Mark Hanson, Hoffman’s director of Sustainable Services, elaborated on four steps to build an environmentally sustainable project at or less than conventional construction costs. They are:
Frame the question properly. Rather than asking how much more a green building will cost, ask how to provide a green building at less than conventional cost.
Use integrated project delivery. This involves managing the project with a team of planners, architects and designers, and construction managers from start to finish. Hoffman’s system with one contract and a single source of responsibility provides direct communication with its clients and earlier cost identification, Hanson says. The company bids out all contracts, and considered 260 bids for Northern Pines.
Utilize high-performance, energy conscious design principles and construction practices. This entails using designs that meet standards such as those of the Leadership in Environmental and Engineering Design (LEED) of the U.S. Green Building Council. LEED considers sustainable sites, water efficiency, energy and atmospherics, materials and resources, and indoor environmental quality.
Apply value trading. Value trading, Hanson explains, is working with the customer and Hoffman team to find ways to cut costs in some areas to allow for sustainable features that are more expensive in other areas.

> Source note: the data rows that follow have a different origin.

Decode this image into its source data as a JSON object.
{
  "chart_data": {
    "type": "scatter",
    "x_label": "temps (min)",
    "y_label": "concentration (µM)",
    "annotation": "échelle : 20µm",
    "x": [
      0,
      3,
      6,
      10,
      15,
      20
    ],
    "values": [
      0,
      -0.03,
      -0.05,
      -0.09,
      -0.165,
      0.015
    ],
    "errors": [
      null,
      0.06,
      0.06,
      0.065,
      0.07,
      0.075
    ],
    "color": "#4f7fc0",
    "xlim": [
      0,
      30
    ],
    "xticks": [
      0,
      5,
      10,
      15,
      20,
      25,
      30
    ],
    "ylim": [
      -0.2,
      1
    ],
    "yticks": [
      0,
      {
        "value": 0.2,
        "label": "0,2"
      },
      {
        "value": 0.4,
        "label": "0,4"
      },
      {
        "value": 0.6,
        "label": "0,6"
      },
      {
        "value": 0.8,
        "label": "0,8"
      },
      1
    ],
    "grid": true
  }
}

At Northern Pines High School, for example, the company used concrete brick that could be applied in modules to save 40 percent on material costs over conventional brick.

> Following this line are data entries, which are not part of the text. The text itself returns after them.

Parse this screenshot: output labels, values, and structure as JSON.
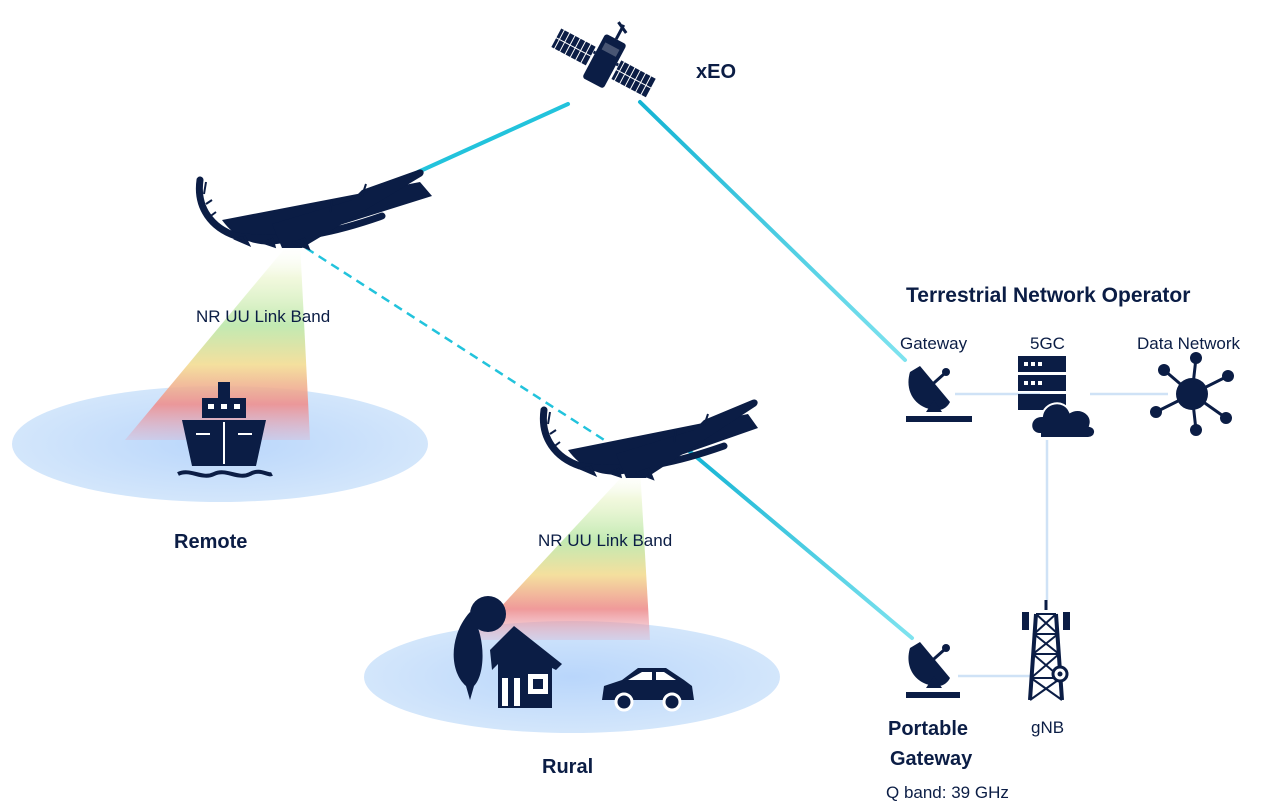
{
  "labels": {
    "satellite": "xEO",
    "beam_remote": "NR UU Link Band",
    "beam_rural": "NR UU Link Band",
    "area_remote": "Remote",
    "area_rural": "Rural",
    "operator_title": "Terrestrial Network Operator",
    "gateway": "Gateway",
    "core": "5GC",
    "data_network": "Data Network",
    "portable_gateway_line1": "Portable",
    "portable_gateway_line2": "Gateway",
    "frequency": "Q band: 39 GHz",
    "gnb": "gNB"
  },
  "icons": {
    "satellite": "satellite-icon",
    "haps_upper": "haps-aircraft-icon",
    "haps_lower": "haps-aircraft-icon",
    "ship": "ship-icon",
    "house": "house-icon",
    "tree": "tree-icon",
    "car": "car-icon",
    "gateway": "satellite-dish-icon",
    "portable_gateway": "satellite-dish-icon",
    "core": "server-cloud-icon",
    "data_network": "network-hub-icon",
    "gnb": "cell-tower-icon"
  },
  "colors": {
    "navy": "#0b1d45",
    "link_cyan": "#22c3dc",
    "coverage_blue": "#c6defa",
    "backhaul_line": "#cfe2f6"
  }
}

Hoffman represents the fourth generation of his family to run a construction business in Appleton. His company began delving into green building in 1997 and built an environmentally friendly headquarters in the Greenville Center near the Outagamie County Airport. In 2001, Hoffman hired Hanson, the former director of the Energy Center of Wisconsin, and went exclusively into green building.
Since then the Hoffman company and the construction industry have made great strides on integrated design and construction strategies, energy efficient mechanical, electrical and plumbing systems, environmentally friendly materials and sustainable technology advancements. Hoffman speaks of the Greenville Center as a “first generation” project. The firm is now in its “fifth generation” of green projects, he says.
A new phase for the company came in 2007 when Hoffman sold the Greenville Center and moved the more than 50 employees to a new headquarters in the City Center East building in the heart of Appleton’s downtown. The new headquarters is an adaptive re-use of a former department store that includes many sustainable features. “You’re sitting eight feet from the former women’s lingerie department,” Hoffman quips to a visitor to his office.
Since the Fox Cities had a vacancy rate of 20 percent for office space, it made sense to re-use the building and help revive Appleton’s downtown, Hoffman says. At the same time, the new headquarters allowed the company to prepare for the recession by substantially reducing the cost per employee of its headquarters overhead.
In a time of economic downturn, Hoffman is advising potential clients to look for energy saving projects with short payback periods that would be advantageous even if federal economic stimulus funds aren’t available for them. These include replacing outdated, inefficient windows and lighting, upgrading heating and cooling systems, replacing deteriorating roofs, increasing insulation, remodeling or repairing old facades and upgrading plumbing with water-saving features.